Although that is just an outside chance, it is now probable that the vote for independence will be large enough to keep the issue alive. John Curtice, the Scotland-based doyen of pollsters, offers an important insight into why matters stand as they are. The key to voters’ preference, he explains, is not whether they feel a strong sense of Scottish identity; the overwhelming majority of Scots do. The question is whether they also feel a strong sense of British identity.
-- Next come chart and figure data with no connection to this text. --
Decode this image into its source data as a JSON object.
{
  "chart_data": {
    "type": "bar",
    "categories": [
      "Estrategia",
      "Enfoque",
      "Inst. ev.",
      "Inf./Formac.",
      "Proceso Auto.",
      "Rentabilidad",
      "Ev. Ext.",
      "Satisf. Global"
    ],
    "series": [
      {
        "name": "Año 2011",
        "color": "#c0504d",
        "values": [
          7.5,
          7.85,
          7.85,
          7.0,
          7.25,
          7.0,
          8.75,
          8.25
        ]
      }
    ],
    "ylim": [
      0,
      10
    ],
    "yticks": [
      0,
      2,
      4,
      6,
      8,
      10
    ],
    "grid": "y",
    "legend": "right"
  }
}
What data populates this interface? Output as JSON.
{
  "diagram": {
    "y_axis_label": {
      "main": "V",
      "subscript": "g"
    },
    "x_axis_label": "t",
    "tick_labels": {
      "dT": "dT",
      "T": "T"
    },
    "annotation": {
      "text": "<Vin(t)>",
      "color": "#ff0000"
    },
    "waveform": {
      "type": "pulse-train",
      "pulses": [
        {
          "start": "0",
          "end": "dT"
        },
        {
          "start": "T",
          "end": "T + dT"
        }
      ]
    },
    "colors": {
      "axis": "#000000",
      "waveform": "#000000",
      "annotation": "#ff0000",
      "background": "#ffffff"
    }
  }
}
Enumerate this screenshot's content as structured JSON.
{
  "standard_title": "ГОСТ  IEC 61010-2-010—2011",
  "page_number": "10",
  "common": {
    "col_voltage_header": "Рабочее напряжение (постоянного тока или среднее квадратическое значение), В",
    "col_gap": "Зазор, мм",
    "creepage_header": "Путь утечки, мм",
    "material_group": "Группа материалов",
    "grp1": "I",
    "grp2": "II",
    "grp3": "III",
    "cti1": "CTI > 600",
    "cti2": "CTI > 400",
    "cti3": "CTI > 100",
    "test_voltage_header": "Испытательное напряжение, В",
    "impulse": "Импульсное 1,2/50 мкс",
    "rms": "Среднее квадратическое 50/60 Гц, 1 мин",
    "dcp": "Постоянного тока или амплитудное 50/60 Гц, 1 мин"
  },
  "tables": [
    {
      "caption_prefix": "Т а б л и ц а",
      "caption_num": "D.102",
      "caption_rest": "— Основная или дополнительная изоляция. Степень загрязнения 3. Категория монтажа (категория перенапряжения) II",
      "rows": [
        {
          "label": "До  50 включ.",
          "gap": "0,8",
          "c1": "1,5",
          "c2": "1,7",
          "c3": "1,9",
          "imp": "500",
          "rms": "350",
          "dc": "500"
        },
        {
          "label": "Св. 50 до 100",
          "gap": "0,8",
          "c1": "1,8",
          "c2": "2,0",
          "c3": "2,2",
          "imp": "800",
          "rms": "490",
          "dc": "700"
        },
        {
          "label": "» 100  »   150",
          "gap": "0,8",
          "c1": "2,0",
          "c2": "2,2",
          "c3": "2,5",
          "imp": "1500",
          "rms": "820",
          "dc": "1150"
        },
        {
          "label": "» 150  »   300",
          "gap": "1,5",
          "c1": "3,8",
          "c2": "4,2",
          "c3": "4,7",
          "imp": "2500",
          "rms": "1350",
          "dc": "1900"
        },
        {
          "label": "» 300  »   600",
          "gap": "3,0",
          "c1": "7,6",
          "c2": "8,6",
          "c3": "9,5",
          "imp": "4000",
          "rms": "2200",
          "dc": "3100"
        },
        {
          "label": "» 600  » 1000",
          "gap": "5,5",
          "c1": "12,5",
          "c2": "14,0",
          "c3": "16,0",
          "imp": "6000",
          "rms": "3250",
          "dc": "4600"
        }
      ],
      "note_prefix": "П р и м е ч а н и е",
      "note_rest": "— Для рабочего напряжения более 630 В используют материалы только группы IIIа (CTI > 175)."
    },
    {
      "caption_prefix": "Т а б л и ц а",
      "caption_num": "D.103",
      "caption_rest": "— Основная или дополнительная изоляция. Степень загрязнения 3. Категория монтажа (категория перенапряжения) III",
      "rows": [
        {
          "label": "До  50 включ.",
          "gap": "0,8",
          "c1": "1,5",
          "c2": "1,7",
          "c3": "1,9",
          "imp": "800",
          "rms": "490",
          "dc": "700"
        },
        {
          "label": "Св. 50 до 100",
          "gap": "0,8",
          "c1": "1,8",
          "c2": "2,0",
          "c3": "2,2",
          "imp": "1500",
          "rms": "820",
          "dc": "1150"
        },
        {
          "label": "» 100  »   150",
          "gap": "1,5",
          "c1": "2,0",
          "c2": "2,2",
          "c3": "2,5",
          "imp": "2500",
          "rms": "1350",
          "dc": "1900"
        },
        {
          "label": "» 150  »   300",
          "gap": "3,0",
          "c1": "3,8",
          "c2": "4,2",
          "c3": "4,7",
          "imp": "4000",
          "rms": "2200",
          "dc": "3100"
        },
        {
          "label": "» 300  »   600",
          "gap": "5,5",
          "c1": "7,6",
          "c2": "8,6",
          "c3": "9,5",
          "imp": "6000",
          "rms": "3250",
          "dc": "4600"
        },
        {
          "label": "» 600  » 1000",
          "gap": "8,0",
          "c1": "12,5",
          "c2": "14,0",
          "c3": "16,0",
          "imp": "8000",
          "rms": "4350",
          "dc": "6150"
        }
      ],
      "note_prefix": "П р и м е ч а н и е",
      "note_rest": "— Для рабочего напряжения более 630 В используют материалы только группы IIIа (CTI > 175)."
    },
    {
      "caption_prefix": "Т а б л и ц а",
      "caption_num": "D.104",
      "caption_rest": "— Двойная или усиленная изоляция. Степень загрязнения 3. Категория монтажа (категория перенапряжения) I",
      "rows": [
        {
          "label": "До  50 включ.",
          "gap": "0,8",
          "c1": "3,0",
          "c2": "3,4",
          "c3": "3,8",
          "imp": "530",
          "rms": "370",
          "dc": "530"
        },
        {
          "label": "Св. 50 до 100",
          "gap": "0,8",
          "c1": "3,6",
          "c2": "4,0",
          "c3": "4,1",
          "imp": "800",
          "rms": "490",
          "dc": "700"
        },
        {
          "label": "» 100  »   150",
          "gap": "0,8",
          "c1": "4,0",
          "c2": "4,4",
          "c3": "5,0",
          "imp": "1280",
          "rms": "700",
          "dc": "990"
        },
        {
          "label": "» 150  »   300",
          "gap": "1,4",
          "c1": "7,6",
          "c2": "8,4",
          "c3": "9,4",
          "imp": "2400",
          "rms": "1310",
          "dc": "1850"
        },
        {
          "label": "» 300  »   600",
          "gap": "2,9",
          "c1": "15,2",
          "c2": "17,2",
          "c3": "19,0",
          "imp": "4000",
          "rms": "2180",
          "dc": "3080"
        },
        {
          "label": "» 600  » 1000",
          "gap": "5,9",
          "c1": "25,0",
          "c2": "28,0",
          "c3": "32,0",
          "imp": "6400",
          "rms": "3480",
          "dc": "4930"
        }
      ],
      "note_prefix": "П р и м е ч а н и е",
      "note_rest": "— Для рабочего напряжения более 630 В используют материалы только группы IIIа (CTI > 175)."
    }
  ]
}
In that lies the source of the failure of the No campaign to make greater headway. Its tone has been predominantly negative. Gordon Brown, the former prime minister, has warned his fellow Scots to ponder the future of their pensions. Mark Carney, governor of the Bank of England, and Sir Nicholas Macpherson, permanent secretary to the Treasury, have been called on to express worries about currency and banking. George Robertson, a Scottish former secretary of state for defence and secretary-general of Nato, told the country independence would be “cataclysmic” for the security of the west.

But self-assertion is a common reaction to bullying, especially among Scots. The underdog resisting oppression with aggression, usually pointlessly, is a familiar theme of Scottish lore, from William Wallace to union leader Jimmy Reid’s doomed attempt in the 1970s to keep Upper Clyde Shipbuilders afloat. Scaremongering reinforces Scottish identity while undermining rather than reinforcing British identity.

The underdog resisting oppression with aggression, usually pointlessly, is a theme of Scots historical myth

So the failure of the No campaign is a failure to state powerfully what it means to be British. Perhaps that is because the leaders of that campaign have not been sure what they would say. Political leaders in France or Russia or the US – perhaps even Spain – would not encounter a similar problem. But Britishness has historically been bound up with empire and maritime dominance – both activities to which Scotland made disproportionate contributions. Now that these things have gone, it is hard to say what the multicultural United Kingdom of Great Britain and Northern Ireland represents.

The usual mechanism for managing multiple identities is federation. But this is not an answer here, since England counts more than 80 per cent of the UK population and there is no real interest in establishing an English parliament. Yet without one there is no answer to the “West Lothian question”, the anomaly that allows Scottish MPs to vote on issues in England, while English MPs cannot vote on the same issues in Scotland because the relevant functions have been devolved.

This problem is aggravated by the degree to which Scotland’s centre of political gravity differs from that of the rest of the UK. In the past two decades, Scotland has not sent more than one Conservative MP to Westminster, and a likely outcome of the 2015 general election is a Labour government that would lose its majority if Scotland became independent. Prime Minister David Cameron, like Margaret Thatcher before him, appears an alien figure in Scotland. His very accent emphasises that, despite his ancestry, he comes from a different place.

It remains overwhelmingly likely that Scotland will vote in September to remain part of the union. But it is also more likely that the UK is sleepwalking towards disintegration – not in this vote but in the next. Political leaders were wrong to think they would bind the UK together through devolution, and they are probably wrong to believe giving more power to Edinburgh will now have that effect. These moves only strengthen the sense of a distinct Scottish identity. They need instead to make being British something to be proud of.